Third, intelligence has caused some bad things. The United States would never have atomically bombed Japan if no scientist ever invented nuclear weapons, for example. Every major evildoer in history was only able to do evil due to certain ideas which entered their minds. Ultimately, knowledge is simply power, and power is neither totally safe nor totally dangerous. We are not soldiers in a war against evil irrationality; we are human beings simply trying to live and evil is hard to identify or fight without looking at specifics and context.

Of course, there is an imaginable utopia in which every single human being is perfectly rational and everyone cooperates and there is perfect happiness. But envisioning utopias is a bad way to decide which causes to support, as utopias of all types are very easy to imagine. A conservative might claim that if everyone perfectly adhered to conservative principles the world would be better off, and a progressive might claim that if everyone perfectly adhered to progressive principles the world would be better off, but such assumptions of perfection are so unrealistic that they don't help us to decide which principles we should actually believe in or support.

Clearly, Winston was just an actor, and O'Brien was being tested by a researcher at Miniluv, whose name was Stanley Milgram.

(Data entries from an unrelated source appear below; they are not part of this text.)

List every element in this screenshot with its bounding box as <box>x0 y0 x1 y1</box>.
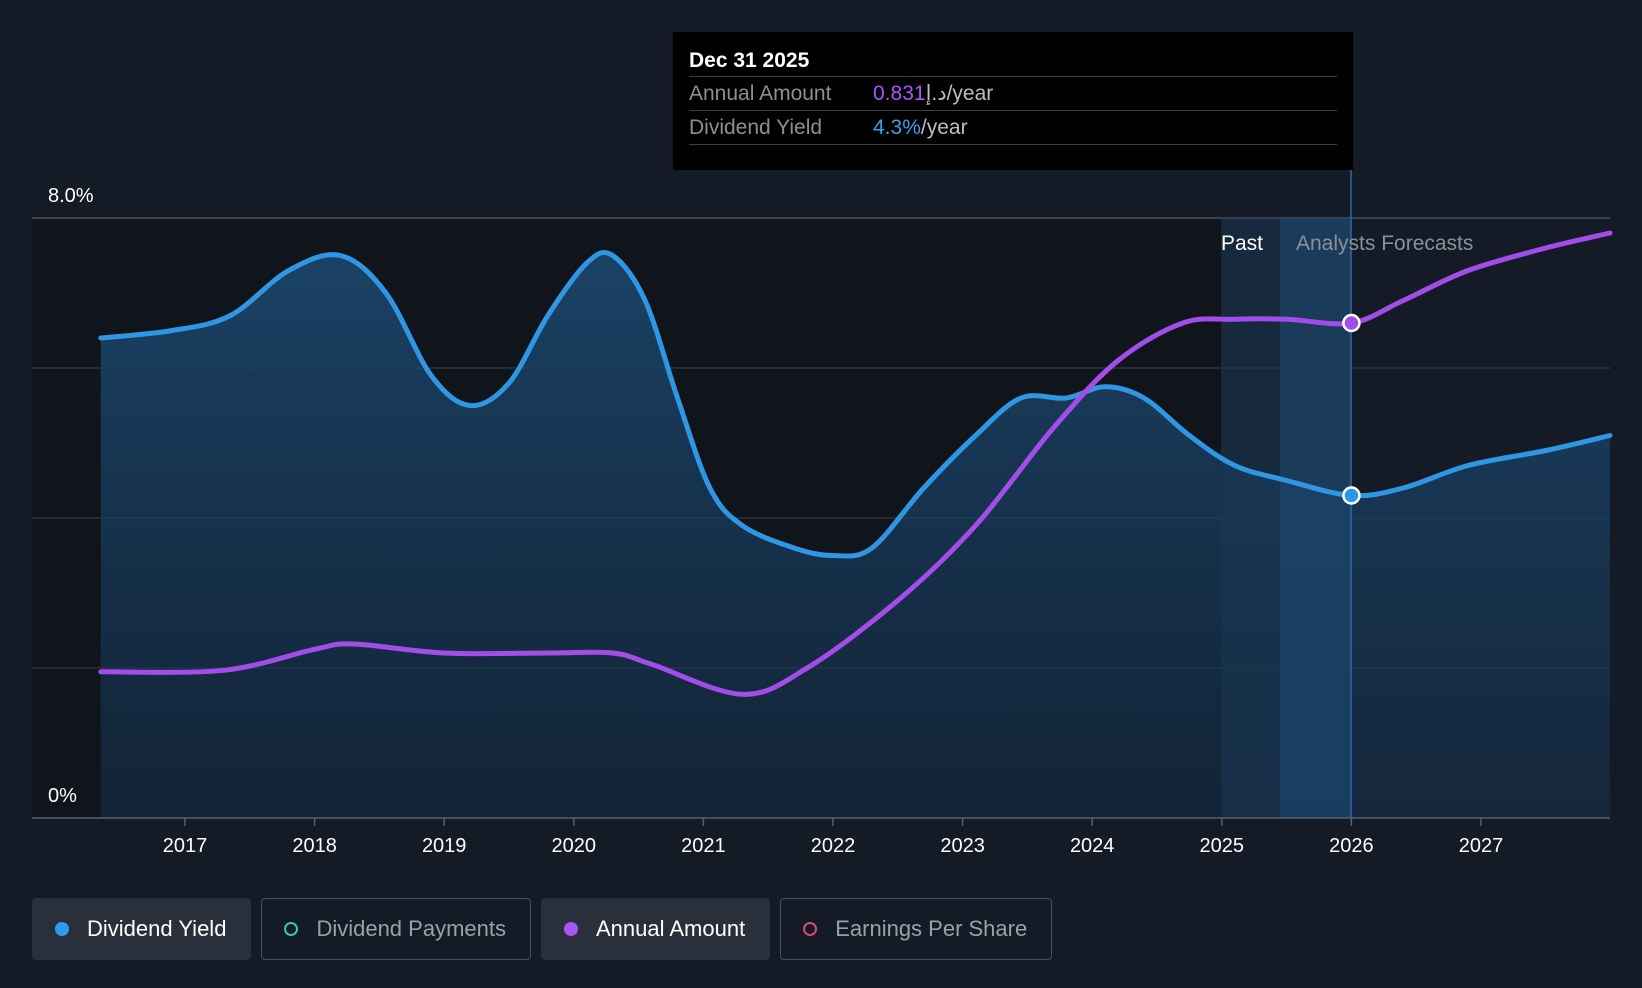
annual-amount-marker <box>1342 313 1361 333</box>
legend-dividend-yield-label: Dividend Yield <box>87 916 227 941</box>
x-tick-label: 2027 <box>1459 835 1504 857</box>
x-tick-label: 2025 <box>1200 835 1245 857</box>
tooltip-dividend-yield-unit: /year <box>920 116 968 139</box>
tooltip-annual-amount-label: Annual Amount <box>689 82 832 105</box>
x-tick-label: 2022 <box>811 835 856 857</box>
tooltip-row-annual-amount: Annual Amount 0.831 د.إ/year <box>689 76 1337 110</box>
legend-earnings-per-share-button[interactable]: Earnings Per Share <box>780 898 1053 960</box>
earnings-per-share-ring-icon <box>803 922 818 936</box>
x-axis-ticks: 2017 2018 2019 2020 2021 2022 2023 2024 2025 2026… <box>163 818 1504 857</box>
dividend-payments-ring-icon <box>284 922 299 936</box>
legend-dividend-yield-button[interactable]: Dividend Yield <box>32 898 252 960</box>
annual-amount-dot-icon <box>563 922 578 936</box>
x-tick-label: 2021 <box>681 835 726 857</box>
legend-dividend-payments-label: Dividend Payments <box>316 916 506 941</box>
chart-legend: Dividend Yield Dividend Payments Annual … <box>32 898 1053 960</box>
tooltip-annual-amount-unit: د.إ/year <box>925 82 994 105</box>
legend-annual-amount-button[interactable]: Annual Amount <box>540 898 771 960</box>
legend-earnings-per-share-label: Earnings Per Share <box>835 916 1028 941</box>
x-tick-label: 2024 <box>1070 835 1115 857</box>
x-tick-label: 2023 <box>940 835 985 857</box>
legend-dividend-payments-button[interactable]: Dividend Payments <box>261 898 531 960</box>
forecast-band-bright <box>1280 218 1351 818</box>
x-tick-label: 2017 <box>163 835 208 857</box>
chart-tooltip: Dec 31 2025 Annual Amount 0.831 د.إ/year… <box>673 32 1353 170</box>
tooltip-dividend-yield-value: 4.3% <box>873 116 921 139</box>
x-tick-label: 2020 <box>552 835 597 857</box>
tooltip-annual-amount-value: 0.831 <box>873 82 926 105</box>
past-label: Past <box>1221 232 1263 255</box>
x-tick-label: 2019 <box>422 835 467 857</box>
tooltip-date: Dec 31 2025 <box>689 49 810 72</box>
dividend-yield-dot-icon <box>55 922 69 936</box>
legend-annual-amount-label: Annual Amount <box>595 916 746 941</box>
tooltip-dividend-yield-label: Dividend Yield <box>689 116 823 139</box>
x-tick-label: 2018 <box>292 835 337 857</box>
annual-amount-line <box>98 230 1613 697</box>
dividend-yield-line <box>98 250 1613 559</box>
forecast-label: Analysts Forecasts <box>1296 232 1473 255</box>
y-tick-label-top: 8.0% <box>48 185 94 207</box>
dividend-yield-marker <box>1342 486 1361 505</box>
x-tick-label: 2026 <box>1329 835 1374 857</box>
y-tick-label-bottom: 0% <box>48 785 77 807</box>
tooltip-row-dividend-yield: Dividend Yield 4.3% /year <box>689 110 1337 145</box>
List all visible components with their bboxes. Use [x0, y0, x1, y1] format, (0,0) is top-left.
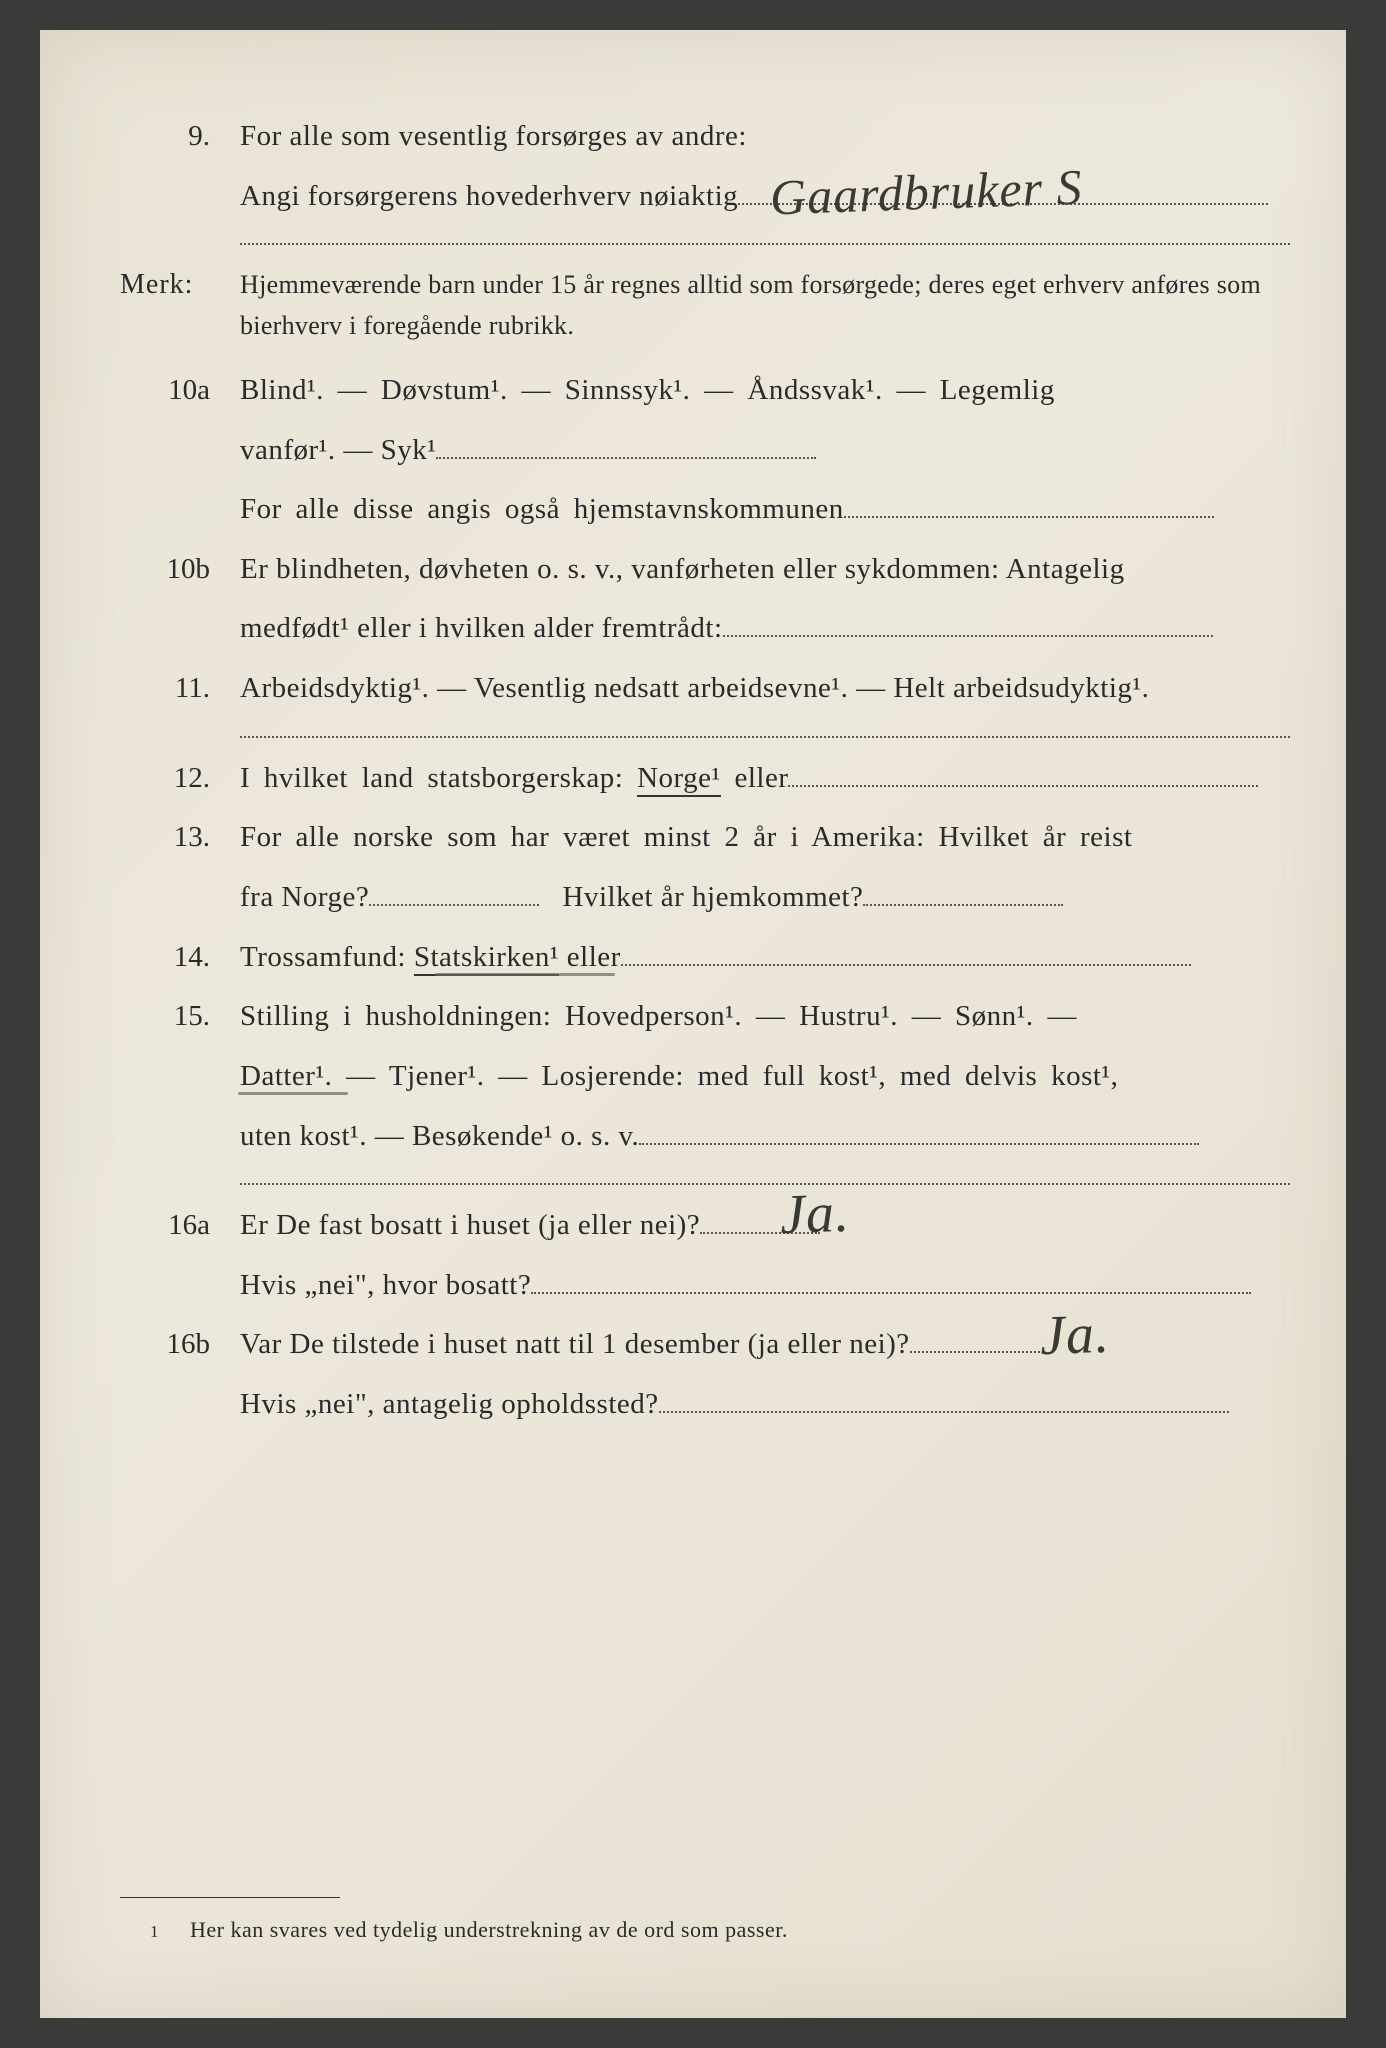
- q14-pencil-underline: [435, 973, 615, 976]
- q14-body: Trossamfund: Statskirken¹ eller: [240, 931, 1300, 985]
- question-16a: 16a Er De fast bosatt i huset (ja eller …: [120, 1199, 1300, 1253]
- q16b-line2: Hvis „nei", antagelig opholdssted?: [240, 1378, 1300, 1432]
- q12-underlined: Norge¹: [637, 762, 721, 797]
- merk-row: Merk: Hjemmeværende barn under 15 år reg…: [120, 259, 1300, 346]
- q15-pencil-underline: [238, 1092, 348, 1095]
- q10a-blank1[interactable]: [436, 430, 816, 458]
- q10b-blank[interactable]: [723, 609, 1213, 637]
- q16a-handwritten: Ja.: [778, 1162, 851, 1268]
- q11-text: Arbeidsdyktig¹. — Vesentlig nedsatt arbe…: [240, 662, 1300, 716]
- q14-pre: Trossamfund:: [240, 941, 414, 973]
- q10b-line2: medfødt¹ eller i hvilken alder fremtrådt…: [240, 602, 1300, 656]
- q15-blank[interactable]: [639, 1116, 1199, 1144]
- q16b-line2-text: Hvis „nei", antagelig opholdssted?: [240, 1388, 659, 1420]
- q10a-line2: vanfør¹. — Syk¹: [240, 424, 1300, 478]
- q16a-number: 16a: [120, 1199, 240, 1253]
- q10a-line2-text: vanfør¹. — Syk¹: [240, 434, 436, 466]
- q10a-line3-text: For alle disse angis også hjemstavnskomm…: [240, 493, 844, 525]
- q12-body: I hvilket land statsborgerskap: Norge¹ e…: [240, 752, 1300, 806]
- q12-pre: I hvilket land statsborgerskap:: [240, 762, 637, 794]
- q16a-line1-text: Er De fast bosatt i huset (ja eller nei)…: [240, 1209, 700, 1241]
- footnote-num: 1: [150, 1922, 184, 1942]
- divider-1: [240, 241, 1290, 245]
- q10a-line3-row: For alle disse angis også hjemstavnskomm…: [120, 483, 1300, 537]
- q10a-line1: Blind¹. — Døvstum¹. — Sinnssyk¹. — Åndss…: [240, 364, 1300, 418]
- q16a-line2-text: Hvis „nei", hvor bosatt?: [240, 1269, 531, 1301]
- footnote-rule: [120, 1897, 340, 1898]
- q16b-line1: Var De tilstede i huset natt til 1 desem…: [240, 1318, 1300, 1372]
- q10a-blank2[interactable]: [844, 490, 1214, 518]
- question-15: 15. Stilling i husholdningen: Hovedperso…: [120, 990, 1300, 1044]
- q16a-line2-row: Hvis „nei", hvor bosatt?: [120, 1259, 1300, 1313]
- q12-blank[interactable]: [788, 759, 1258, 787]
- q13-blank1[interactable]: [369, 878, 539, 906]
- q15-line3-row: uten kost¹. — Besøkende¹ o. s. v.: [120, 1110, 1300, 1164]
- q9-number: 9.: [120, 110, 240, 164]
- question-12: 12. I hvilket land statsborgerskap: Norg…: [120, 752, 1300, 806]
- form-content: 9. For alle som vesentlig forsørges av a…: [120, 110, 1300, 1438]
- q9-handwritten: Gaardbruker S: [768, 140, 1084, 243]
- q16b-line2-row: Hvis „nei", antagelig opholdssted?: [120, 1378, 1300, 1432]
- q10b-line2-row: medfødt¹ eller i hvilken alder fremtrådt…: [120, 602, 1300, 656]
- q13-blank2[interactable]: [863, 878, 1063, 906]
- question-11: 11. Arbeidsdyktig¹. — Vesentlig nedsatt …: [120, 662, 1300, 716]
- q11-number: 11.: [120, 662, 240, 716]
- q15-line3-text: uten kost¹. — Besøkende¹ o. s. v.: [240, 1120, 639, 1152]
- q16b-handwritten: Ja.: [1038, 1283, 1111, 1389]
- q10b-line1: Er blindheten, døvheten o. s. v., vanfør…: [240, 543, 1300, 597]
- divider-2: [240, 734, 1290, 738]
- q13-line2b: Hvilket år hjemkommet?: [563, 881, 864, 913]
- q15-number: 15.: [120, 990, 240, 1044]
- q13-number: 13.: [120, 811, 240, 865]
- q16a-line1: Er De fast bosatt i huset (ja eller nei)…: [240, 1199, 1300, 1253]
- question-13: 13. For alle norske som har været minst …: [120, 811, 1300, 865]
- question-10a: 10a Blind¹. — Døvstum¹. — Sinnssyk¹. — Å…: [120, 364, 1300, 418]
- q14-post: eller: [559, 941, 621, 973]
- q13-line2: fra Norge? Hvilket år hjemkommet?: [240, 871, 1300, 925]
- q14-underlined: Statskirken¹: [414, 941, 559, 976]
- q15-line1: Stilling i husholdningen: Hovedperson¹. …: [240, 990, 1300, 1044]
- q15-line3: uten kost¹. — Besøkende¹ o. s. v.: [240, 1110, 1300, 1164]
- q16b-line1-text: Var De tilstede i huset natt til 1 desem…: [240, 1328, 910, 1360]
- q10a-number: 10a: [120, 364, 240, 418]
- q10a-line3: For alle disse angis også hjemstavnskomm…: [240, 483, 1300, 537]
- q16b-blank2[interactable]: [659, 1385, 1229, 1413]
- q10b-number: 10b: [120, 543, 240, 597]
- merk-text: Hjemmeværende barn under 15 år regnes al…: [240, 265, 1300, 346]
- paper-sheet: 9. For alle som vesentlig forsørges av a…: [40, 30, 1346, 2018]
- question-16b: 16b Var De tilstede i huset natt til 1 d…: [120, 1318, 1300, 1372]
- q14-number: 14.: [120, 931, 240, 985]
- q16a-blank2[interactable]: [531, 1266, 1251, 1294]
- q15-line2: Datter¹. — Tjener¹. — Losjerende: med fu…: [240, 1050, 1300, 1104]
- question-14: 14. Trossamfund: Statskirken¹ eller: [120, 931, 1300, 985]
- q12-number: 12.: [120, 752, 240, 806]
- q16a-line2: Hvis „nei", hvor bosatt?: [240, 1259, 1300, 1313]
- q15-line2-row: Datter¹. — Tjener¹. — Losjerende: med fu…: [120, 1050, 1300, 1104]
- q13-line2-row: fra Norge? Hvilket år hjemkommet?: [120, 871, 1300, 925]
- q9-line2-text: Angi forsørgerens hovederhverv nøiaktig: [240, 180, 738, 212]
- q16b-blank1[interactable]: [910, 1325, 1040, 1353]
- q16b-number: 16b: [120, 1318, 240, 1372]
- footnote: 1 Her kan svares ved tydelig understrekn…: [150, 1917, 788, 1943]
- divider-3: [240, 1181, 1290, 1185]
- q12-post: eller: [721, 762, 789, 794]
- q13-line2a: fra Norge?: [240, 881, 369, 913]
- question-10b: 10b Er blindheten, døvheten o. s. v., va…: [120, 543, 1300, 597]
- q9-line2-row: Angi forsørgerens hovederhverv nøiaktig …: [120, 170, 1300, 224]
- q10a-line2-row: vanfør¹. — Syk¹: [120, 424, 1300, 478]
- footnote-text: Her kan svares ved tydelig understreknin…: [190, 1917, 788, 1942]
- q13-line1: For alle norske som har været minst 2 år…: [240, 811, 1300, 865]
- question-9: 9. For alle som vesentlig forsørges av a…: [120, 110, 1300, 164]
- merk-label: Merk:: [120, 259, 240, 311]
- q14-blank[interactable]: [621, 938, 1191, 966]
- q10b-line2-text: medfødt¹ eller i hvilken alder fremtrådt…: [240, 612, 723, 644]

mtraven, You're ignoring concepts like inquiring empirically whether situationally employed torture can reduce net torture in the world. I brought it up in the torture thread and I think every commenter ignored the concept. Also, I'm unconvinced that the desire to label indivuduals as "good" and "evil" comes from a good faith attempt to accurately model reality, or even optimally solve existential challenges we face. It seems to come more from a desire to use morality to create status heirarchies, although in some cases it could also create representational heirarchies privileging both the people framed as "good" and as "evil", to the detriment of those that embody neither archetypes.

I'm surprised no one else in engaging me on these ideas of moral and representational heirarchies as ends in and of themselves.

"For example, if he used it as a way to illustrate a point, clarifying his meaning, then it was not improperly used. If he used it as evidence of Orwell's own well-thought-out views on the subject, then again, it was not improperly used. There are many ways to use fiction that are not improper."

What his intentions were doesn't matter; what matters is the expected reaction of the audience, which in this case is going to see a vivid example supporting Eliezer's claim that human evil sets out to muddle thinking. This happens to be true, but it doesn't have anything whatsoever to do with Winston Smith or O'Brien, both of whom were made up by Orwell with (I suspect) one of Orwell's intentions being exactly that their fake historical authority would be used to support Orwell's (true) opinions. I wish we could all just agree on a norm banning references to fiction from any serious discussion about the real world. People seem completely incapable of handling the stuff.

Flynn, HA is a near-total egoist who wants to live forever.